What’s “higher level” than type theory as far as implementing a different kind of proof assistant goes

algorithmscategory-theorycomputer sciencehomotopy-type-theorytype-theory

I'm in the process of designing a better "logic framework" for BananaCats. Why do I seem limited to Type Theory (which is extremely "low level" for lack of better description). I don't care about most of the stuff talked about in the various books on type theory. All I care about is Category Theory (mostly) and various proofs in those books. What are the drawbacks to just implementing a C++ class called "Category", "Object", "Arrow", "Functor", and so on… Essentially implement everything needed to do every proof in a given textbook?

As you can tell I'm not a fan of taking the bare bones basics and creating another Coq.
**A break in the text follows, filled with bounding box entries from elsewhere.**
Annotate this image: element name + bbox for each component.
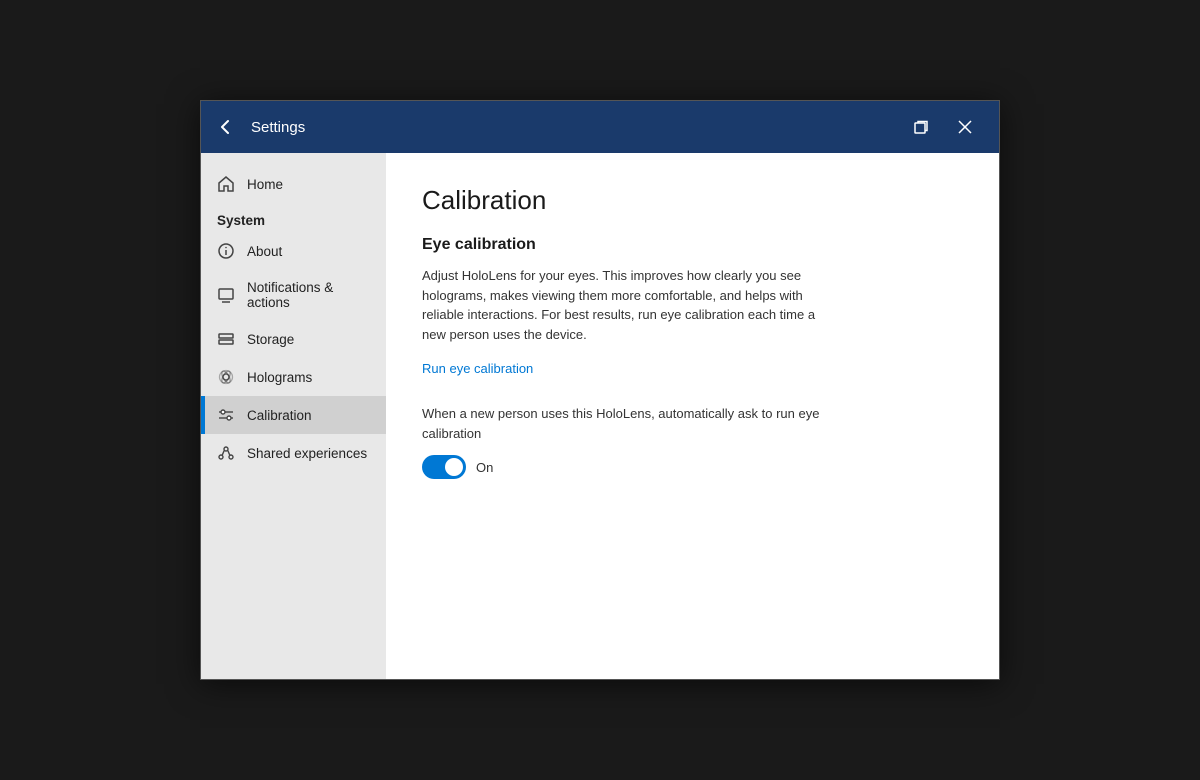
main-content: Calibration Eye calibration Adjust HoloL… (386, 153, 999, 679)
close-button[interactable] (947, 109, 983, 145)
calibration-icon (217, 406, 235, 424)
home-icon (217, 175, 235, 193)
sidebar-item-shared[interactable]: Shared experiences (201, 434, 386, 472)
sidebar-item-notifications-label: Notifications & actions (247, 280, 370, 310)
window-controls (903, 109, 983, 145)
toggle-row: On (422, 455, 963, 479)
sidebar-item-calibration[interactable]: Calibration (201, 396, 386, 434)
settings-window: Settings (200, 100, 1000, 680)
sidebar-item-about-label: About (247, 244, 282, 259)
run-calibration-link[interactable]: Run eye calibration (422, 361, 533, 376)
toggle-label: When a new person uses this HoloLens, au… (422, 404, 842, 443)
sidebar-item-storage-label: Storage (247, 332, 294, 347)
shared-icon (217, 444, 235, 462)
sidebar-item-about[interactable]: About (201, 232, 386, 270)
page-title: Calibration (422, 185, 963, 216)
sidebar-item-holograms-label: Holograms (247, 370, 312, 385)
restore-button[interactable] (903, 109, 939, 145)
toggle-thumb (445, 458, 463, 476)
auto-calibration-toggle[interactable] (422, 455, 466, 479)
window-body: Home System About (201, 153, 999, 679)
storage-icon (217, 330, 235, 348)
sidebar-item-storage[interactable]: Storage (201, 320, 386, 358)
sidebar: Home System About (201, 153, 386, 679)
sidebar-item-notifications[interactable]: Notifications & actions (201, 270, 386, 320)
about-icon (217, 242, 235, 260)
sidebar-item-shared-label: Shared experiences (247, 446, 367, 461)
holograms-icon (217, 368, 235, 386)
toggle-state-text: On (476, 460, 493, 475)
window-title: Settings (251, 119, 903, 136)
notifications-icon (217, 286, 235, 304)
toggle-section: When a new person uses this HoloLens, au… (422, 404, 963, 479)
sidebar-item-home[interactable]: Home (201, 165, 386, 203)
toggle-track (422, 455, 466, 479)
sidebar-item-calibration-label: Calibration (247, 408, 312, 423)
titlebar: Settings (201, 101, 999, 153)
sidebar-item-holograms[interactable]: Holograms (201, 358, 386, 396)
back-button[interactable] (217, 118, 235, 136)
sidebar-item-home-label: Home (247, 177, 283, 192)
section-title: Eye calibration (422, 236, 963, 254)
description-text: Adjust HoloLens for your eyes. This impr… (422, 266, 842, 344)
sidebar-section-system: System (201, 203, 386, 232)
It seems like we've done all we can do there. If I need natural numbers, say I'll just implement an "Integer" class, for example. If I want to prove Yoneda, I'd need composition, taking elements, natural maps, etc., each concept hard-coded as much as is reasonable.

Below is a 90% visual proof of (one part of) Yoneda's Lemma, that is in a "final stage" of the proof. For example, a reader of the proof might have to go through several diagram changes in a slide show before arriving at this point.

90% Visual Proof of Yoneda's Lemma (a part thereof)

There is a note in the picture, which demonstrates a text accompaniment to the drawing, but as you might have guessed, if I can somehow encode this visually using CD's, I will.

One feature that needs to be hard-coded is if the user takes an element of a set, and there are set-like map arrows (arrows that maybe are subclasses of C++ class type SetMap, or "is a set map" is one of their properties, or however it should be implemented); then, the result of mapping that element to elements in the codomain sets (which might be several in a diagram), is auto-populated, with the correct LaTeX markup in labels which straddle the respective codomain nodes. That was an example of what I mean.

I hope I'm clear enough on this. So, without re-inventing the wheel, how should one proceed, if they definitely want to avoid such low-levelness as described in the various type theories?

Best Answer

There is no higher level view other than perhaps the Type Theory - Category Theory correspondence mentioned in the comments.

As a solution to this problem, I recommend learning the Coq proof assistant langauge called Gallina. With knowledge of it comes knowledge of type theory itself.

I remcommend Coq over Isabelle for a programmer, as naturally later you may wish to extend Coq using the OCaml API or modifying Coq's open source code itself. Isabelle doesn't seem to be as modifiable.